Nos finais do século IV, o império é governado no Oriente por Teodósio, que detinha grande prestígio em toda a extensão do império. Este facto deve-se à fraqueza demonstrada por Augusto do Ocidente, Valentiniano III, e pela origem hispânica daquele. Em 380 d. C., com o Édito de Tessalónica, o Cristianismo é adotado como religião de Estado, desmoronando-se assim um dos últimos bastiões da ideologia imperial. O imperador deixa de ser o chefe supremo dos cultos, para dar lugar à hierarquia da Igreja.
A partir de 409 a situação política na península altera-se radicalmente com a invasão dos povos germânicos, e sobretudo com a fixação dos vândalos e suevos na Galécia, em 411. A aplicação dos decretos imperiais foi impedida e, nas zonas rurais, a influência dos bispos ortodoxos foi reduzida.
Com a morte de Teodósio, em 395, o império é dividido pelos seus dois filhos, Honório, que passou a governar o Ocidente, e Arcádio, a querer o Oriente.
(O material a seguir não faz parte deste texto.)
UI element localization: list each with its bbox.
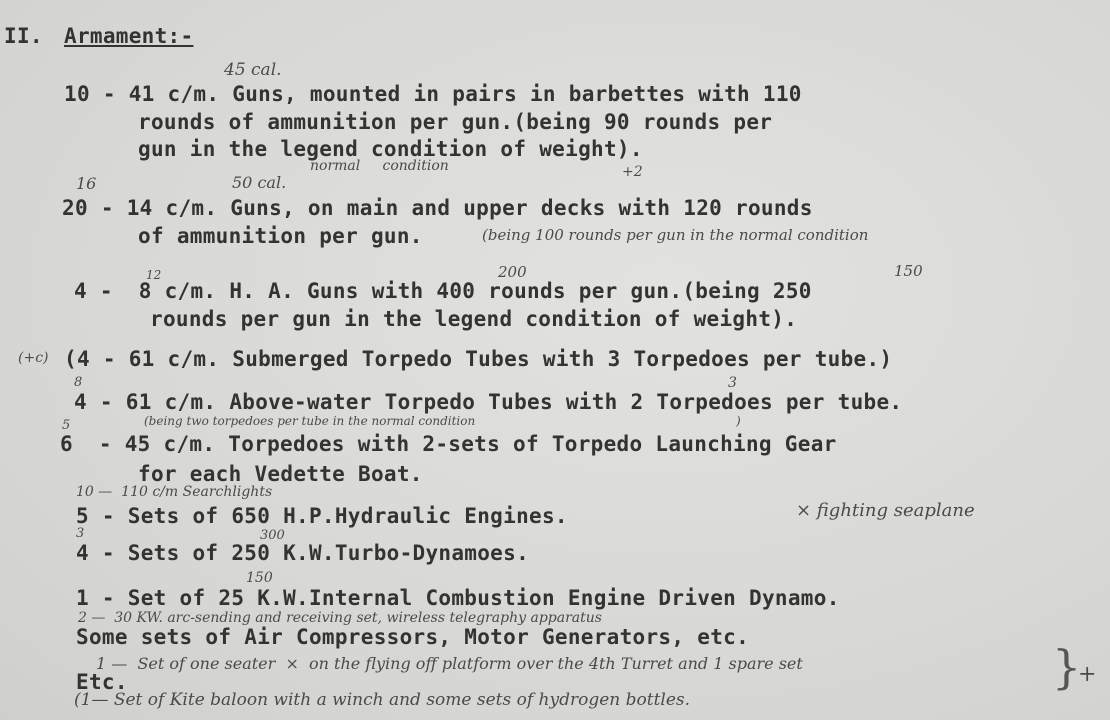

Em 407, um usurpador autoproclama-se nas ilhas britânicas, com o nome de Constantino III. O seu projeto de poder pessoal revelou-se de extrema importância para a história da Hispânia. Em 411, e face à situação criada pelos usurpadores na Hispânia (o território tinha sido invadido por Constante, filho de Constantino III), Honório estabeleceu um pacto com os "bárbaros" aqui instalados. Deu-lhes a Galécia, a Lusitânia e a Cartaginense, mantendo para o império a província Tarraconense. A partir desta data assiste-se ao gradual desmoronamento da influência do Império Romano na península.